Début août, Sophie nous disait dans un mel : "J'ai attaqué L'Art de la joie et c'est magique de joie, de sensualité, de poésie et d'appétence pour la culture et la réflexion. Merci." Un mois et demi après, Sophie se souvient qu'avant de commencer la grosseur du livre ne l'avait pas emballée, mais qu'au début, elle a adoré la façon de raconter des drames - y compris un inceste -, la place du désir, du plaisir. Puis s'exclame-t-elle "ça a commencé à me gaver. Tout était too much". Elle gémit : "Je me suis un peu forcée et puis j'ai abandonné". Puis renaît : "J'ai écouté ces jours-ci une lecture de L'Art de la joie à la Maison de la poésie et ça m'a relancée"... Pas mal de filles autour d'elle ont parlé à Sophie de ce livre - avec des critiques d'ailleurs partagées. Quant à l'histoire du livre lui-même, c'est incroyable.

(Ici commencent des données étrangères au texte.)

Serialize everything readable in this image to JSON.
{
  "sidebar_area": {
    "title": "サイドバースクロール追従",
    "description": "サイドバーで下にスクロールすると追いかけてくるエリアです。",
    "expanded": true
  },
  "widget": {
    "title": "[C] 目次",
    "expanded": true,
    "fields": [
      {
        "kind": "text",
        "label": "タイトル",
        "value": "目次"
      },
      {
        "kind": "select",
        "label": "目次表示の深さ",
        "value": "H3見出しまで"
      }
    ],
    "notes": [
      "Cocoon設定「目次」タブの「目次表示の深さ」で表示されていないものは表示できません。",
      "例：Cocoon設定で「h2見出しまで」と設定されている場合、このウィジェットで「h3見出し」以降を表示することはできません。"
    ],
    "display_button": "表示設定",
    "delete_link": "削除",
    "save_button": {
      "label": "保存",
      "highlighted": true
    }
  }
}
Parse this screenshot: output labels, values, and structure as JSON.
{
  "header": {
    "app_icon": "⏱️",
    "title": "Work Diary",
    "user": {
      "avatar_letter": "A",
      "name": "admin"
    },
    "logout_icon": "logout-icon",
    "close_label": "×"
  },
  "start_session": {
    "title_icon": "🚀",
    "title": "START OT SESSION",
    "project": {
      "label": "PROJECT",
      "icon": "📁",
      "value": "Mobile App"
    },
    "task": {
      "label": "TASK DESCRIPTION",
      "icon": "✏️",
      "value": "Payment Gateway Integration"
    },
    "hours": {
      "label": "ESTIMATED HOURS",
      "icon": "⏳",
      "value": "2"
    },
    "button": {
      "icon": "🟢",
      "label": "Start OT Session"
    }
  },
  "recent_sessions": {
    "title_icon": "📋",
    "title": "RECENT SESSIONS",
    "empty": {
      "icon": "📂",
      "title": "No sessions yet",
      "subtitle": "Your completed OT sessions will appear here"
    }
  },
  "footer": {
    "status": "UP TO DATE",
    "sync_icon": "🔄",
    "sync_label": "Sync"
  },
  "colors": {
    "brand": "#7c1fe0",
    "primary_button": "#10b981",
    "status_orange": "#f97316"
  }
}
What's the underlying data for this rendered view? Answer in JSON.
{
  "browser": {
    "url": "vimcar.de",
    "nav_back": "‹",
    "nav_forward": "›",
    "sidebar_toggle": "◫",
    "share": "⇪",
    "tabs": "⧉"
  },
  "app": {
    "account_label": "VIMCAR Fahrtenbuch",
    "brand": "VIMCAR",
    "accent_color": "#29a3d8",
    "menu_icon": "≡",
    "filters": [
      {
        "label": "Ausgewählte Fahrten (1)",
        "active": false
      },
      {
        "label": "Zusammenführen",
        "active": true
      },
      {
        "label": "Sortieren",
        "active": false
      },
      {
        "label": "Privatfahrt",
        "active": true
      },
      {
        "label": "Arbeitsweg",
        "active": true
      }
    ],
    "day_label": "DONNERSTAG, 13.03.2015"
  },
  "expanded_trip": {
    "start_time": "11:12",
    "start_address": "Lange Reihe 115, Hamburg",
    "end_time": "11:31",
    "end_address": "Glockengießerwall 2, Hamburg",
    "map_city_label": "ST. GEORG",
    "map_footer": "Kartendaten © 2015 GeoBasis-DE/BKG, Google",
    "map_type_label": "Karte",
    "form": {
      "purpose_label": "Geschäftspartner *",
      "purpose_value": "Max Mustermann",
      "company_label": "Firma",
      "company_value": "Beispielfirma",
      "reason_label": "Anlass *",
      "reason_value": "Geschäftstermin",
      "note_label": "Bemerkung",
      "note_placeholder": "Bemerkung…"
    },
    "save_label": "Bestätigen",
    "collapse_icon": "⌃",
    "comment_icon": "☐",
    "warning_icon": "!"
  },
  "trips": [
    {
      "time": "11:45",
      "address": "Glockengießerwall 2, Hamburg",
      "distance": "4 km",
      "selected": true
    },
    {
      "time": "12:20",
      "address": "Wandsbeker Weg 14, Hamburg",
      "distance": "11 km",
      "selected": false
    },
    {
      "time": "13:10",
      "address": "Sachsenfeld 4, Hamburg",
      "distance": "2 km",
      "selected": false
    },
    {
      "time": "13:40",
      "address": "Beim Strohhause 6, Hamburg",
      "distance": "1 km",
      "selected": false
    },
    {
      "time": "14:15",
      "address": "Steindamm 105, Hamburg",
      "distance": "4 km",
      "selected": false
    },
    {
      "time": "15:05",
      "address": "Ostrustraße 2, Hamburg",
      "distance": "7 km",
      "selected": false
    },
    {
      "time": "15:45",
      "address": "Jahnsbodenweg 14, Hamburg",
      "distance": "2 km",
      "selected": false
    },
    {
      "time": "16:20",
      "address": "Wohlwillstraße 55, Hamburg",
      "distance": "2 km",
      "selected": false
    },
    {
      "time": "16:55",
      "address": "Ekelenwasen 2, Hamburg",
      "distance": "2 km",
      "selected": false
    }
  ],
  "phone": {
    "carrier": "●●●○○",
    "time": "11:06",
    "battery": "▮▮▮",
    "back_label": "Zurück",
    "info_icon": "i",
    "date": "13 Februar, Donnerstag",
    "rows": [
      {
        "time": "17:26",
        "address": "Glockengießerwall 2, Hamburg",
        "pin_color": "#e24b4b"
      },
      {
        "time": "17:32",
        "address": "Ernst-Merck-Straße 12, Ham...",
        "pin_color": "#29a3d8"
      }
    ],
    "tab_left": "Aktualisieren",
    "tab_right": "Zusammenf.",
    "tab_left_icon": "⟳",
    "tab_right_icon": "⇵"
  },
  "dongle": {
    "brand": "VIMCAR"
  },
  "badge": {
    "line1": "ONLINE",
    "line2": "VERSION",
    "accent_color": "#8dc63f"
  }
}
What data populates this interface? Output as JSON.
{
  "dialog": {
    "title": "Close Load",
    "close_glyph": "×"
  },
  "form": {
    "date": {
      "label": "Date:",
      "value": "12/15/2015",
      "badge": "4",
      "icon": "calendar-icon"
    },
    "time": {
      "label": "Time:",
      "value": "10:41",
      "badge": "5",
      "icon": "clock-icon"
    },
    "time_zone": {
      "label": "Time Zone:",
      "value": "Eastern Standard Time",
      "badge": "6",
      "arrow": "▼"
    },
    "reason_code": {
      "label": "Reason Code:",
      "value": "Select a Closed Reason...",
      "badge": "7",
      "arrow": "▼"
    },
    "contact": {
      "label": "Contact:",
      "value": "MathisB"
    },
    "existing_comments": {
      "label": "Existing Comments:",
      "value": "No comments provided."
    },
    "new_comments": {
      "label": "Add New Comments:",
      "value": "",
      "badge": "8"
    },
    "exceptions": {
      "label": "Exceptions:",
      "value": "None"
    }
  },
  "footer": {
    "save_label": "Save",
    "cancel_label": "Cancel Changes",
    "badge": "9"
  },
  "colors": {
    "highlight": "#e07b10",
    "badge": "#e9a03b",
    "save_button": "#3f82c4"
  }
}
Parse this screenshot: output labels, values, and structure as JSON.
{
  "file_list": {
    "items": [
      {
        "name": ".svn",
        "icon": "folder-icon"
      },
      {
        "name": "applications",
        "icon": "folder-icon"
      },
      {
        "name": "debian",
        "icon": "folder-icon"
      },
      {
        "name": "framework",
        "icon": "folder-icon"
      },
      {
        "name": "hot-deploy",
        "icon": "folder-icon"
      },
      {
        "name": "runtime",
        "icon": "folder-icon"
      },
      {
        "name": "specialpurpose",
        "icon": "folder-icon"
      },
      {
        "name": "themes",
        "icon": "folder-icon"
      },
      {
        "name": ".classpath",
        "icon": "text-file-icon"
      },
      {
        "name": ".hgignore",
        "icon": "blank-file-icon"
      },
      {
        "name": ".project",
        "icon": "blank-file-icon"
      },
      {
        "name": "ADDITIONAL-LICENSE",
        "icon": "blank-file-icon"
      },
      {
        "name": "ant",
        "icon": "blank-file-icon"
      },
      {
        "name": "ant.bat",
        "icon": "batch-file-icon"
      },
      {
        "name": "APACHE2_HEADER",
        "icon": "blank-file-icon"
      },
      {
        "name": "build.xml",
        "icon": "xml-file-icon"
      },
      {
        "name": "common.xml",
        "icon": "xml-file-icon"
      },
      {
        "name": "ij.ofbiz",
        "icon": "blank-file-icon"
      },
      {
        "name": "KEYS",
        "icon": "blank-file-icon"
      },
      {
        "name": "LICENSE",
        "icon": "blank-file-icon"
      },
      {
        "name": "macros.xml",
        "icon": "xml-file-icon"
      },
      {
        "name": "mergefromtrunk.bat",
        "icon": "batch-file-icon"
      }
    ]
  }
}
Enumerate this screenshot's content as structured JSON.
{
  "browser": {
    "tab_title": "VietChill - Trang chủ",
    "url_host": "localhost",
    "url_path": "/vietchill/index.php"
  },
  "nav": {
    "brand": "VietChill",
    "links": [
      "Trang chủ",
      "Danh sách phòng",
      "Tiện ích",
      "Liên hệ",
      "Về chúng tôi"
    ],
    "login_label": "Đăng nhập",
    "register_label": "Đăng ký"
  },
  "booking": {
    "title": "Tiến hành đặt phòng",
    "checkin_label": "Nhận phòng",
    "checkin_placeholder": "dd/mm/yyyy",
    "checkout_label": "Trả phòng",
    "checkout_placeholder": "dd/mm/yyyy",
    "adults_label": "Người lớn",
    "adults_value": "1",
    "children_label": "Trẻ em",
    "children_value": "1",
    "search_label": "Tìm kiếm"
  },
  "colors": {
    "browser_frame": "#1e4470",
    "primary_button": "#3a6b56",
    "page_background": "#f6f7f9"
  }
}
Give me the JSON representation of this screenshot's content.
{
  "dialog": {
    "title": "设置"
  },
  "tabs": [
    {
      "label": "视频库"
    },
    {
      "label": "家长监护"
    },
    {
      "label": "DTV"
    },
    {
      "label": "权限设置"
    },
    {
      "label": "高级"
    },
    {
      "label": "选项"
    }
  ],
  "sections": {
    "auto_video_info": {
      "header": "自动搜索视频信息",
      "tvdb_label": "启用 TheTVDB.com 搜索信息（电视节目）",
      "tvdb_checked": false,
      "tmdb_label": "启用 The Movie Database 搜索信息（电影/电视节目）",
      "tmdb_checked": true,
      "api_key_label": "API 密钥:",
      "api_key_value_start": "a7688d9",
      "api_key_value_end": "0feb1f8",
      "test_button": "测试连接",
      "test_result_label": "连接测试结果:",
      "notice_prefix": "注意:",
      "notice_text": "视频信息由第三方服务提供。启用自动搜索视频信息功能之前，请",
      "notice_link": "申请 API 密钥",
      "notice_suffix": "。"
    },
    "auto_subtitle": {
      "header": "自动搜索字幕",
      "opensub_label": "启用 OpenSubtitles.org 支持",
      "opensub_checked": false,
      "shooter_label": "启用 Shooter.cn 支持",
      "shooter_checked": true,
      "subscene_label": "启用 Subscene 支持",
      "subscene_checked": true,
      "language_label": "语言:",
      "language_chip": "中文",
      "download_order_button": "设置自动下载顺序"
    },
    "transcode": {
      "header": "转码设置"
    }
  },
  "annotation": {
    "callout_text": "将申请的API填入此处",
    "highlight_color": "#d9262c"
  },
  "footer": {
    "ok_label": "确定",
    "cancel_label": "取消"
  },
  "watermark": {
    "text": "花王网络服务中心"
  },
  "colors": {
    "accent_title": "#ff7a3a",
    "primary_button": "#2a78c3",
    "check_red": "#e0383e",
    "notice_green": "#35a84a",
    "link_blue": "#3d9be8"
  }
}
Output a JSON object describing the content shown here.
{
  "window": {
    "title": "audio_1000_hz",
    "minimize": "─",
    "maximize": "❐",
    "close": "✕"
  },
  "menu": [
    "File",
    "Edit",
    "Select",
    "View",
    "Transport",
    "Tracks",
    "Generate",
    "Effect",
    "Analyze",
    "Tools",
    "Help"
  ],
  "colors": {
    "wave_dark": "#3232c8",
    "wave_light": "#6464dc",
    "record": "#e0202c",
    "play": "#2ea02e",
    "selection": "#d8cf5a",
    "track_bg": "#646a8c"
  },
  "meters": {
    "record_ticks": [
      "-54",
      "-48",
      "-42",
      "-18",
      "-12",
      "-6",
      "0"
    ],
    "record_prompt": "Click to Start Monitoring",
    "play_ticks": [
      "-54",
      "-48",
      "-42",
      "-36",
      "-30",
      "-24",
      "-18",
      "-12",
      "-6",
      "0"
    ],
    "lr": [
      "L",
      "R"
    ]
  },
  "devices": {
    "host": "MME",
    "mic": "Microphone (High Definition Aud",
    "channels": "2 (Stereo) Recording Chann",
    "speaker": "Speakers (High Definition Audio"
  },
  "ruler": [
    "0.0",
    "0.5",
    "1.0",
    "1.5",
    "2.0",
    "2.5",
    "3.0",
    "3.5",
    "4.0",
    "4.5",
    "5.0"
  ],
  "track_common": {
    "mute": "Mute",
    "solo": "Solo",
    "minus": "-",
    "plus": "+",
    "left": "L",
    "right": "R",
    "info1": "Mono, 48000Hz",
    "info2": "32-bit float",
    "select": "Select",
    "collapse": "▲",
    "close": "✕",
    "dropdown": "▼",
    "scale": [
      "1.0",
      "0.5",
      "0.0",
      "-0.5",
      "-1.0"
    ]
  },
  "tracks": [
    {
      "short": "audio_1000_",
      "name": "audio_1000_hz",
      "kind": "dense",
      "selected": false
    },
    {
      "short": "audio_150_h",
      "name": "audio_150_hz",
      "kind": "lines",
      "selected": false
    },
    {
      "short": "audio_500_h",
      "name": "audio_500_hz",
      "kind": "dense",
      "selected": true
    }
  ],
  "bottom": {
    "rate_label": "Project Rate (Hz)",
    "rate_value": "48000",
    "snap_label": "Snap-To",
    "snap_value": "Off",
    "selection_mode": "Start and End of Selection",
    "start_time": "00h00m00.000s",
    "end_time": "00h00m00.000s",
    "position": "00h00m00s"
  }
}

Véronique s'y est mise fin août, et en ayant déjà par la bande des échos du groupe négatifs. Eh bien surprise ! Véronique a bien aimé, en dépit d'aspects du livre très durs. C'est le personnage qu'elle a bien aimé, son côté sensuel récurrent. Et également le coté historique. Véro retient la façon de décrire les paysages, la maison où l'on n'étouffe nullement : "je voyais ce qu'elle décrivait". L'écriture lui a beaucoup plu. Elle en est à la page 630/sur 670. Ce qui est original, c'est que Véronique a pris le livre comme un livre de vacances, assez léger, telle une saga, une série, avec plein de personnages, de couples : tout ça lui paraît plutôt agréable, en dépit des échos qui auraient pu la refroidir... Elle pense que lire ce livre par petits bouts n'est pas idéal et qu'il gagne à être lu "dans la foulée".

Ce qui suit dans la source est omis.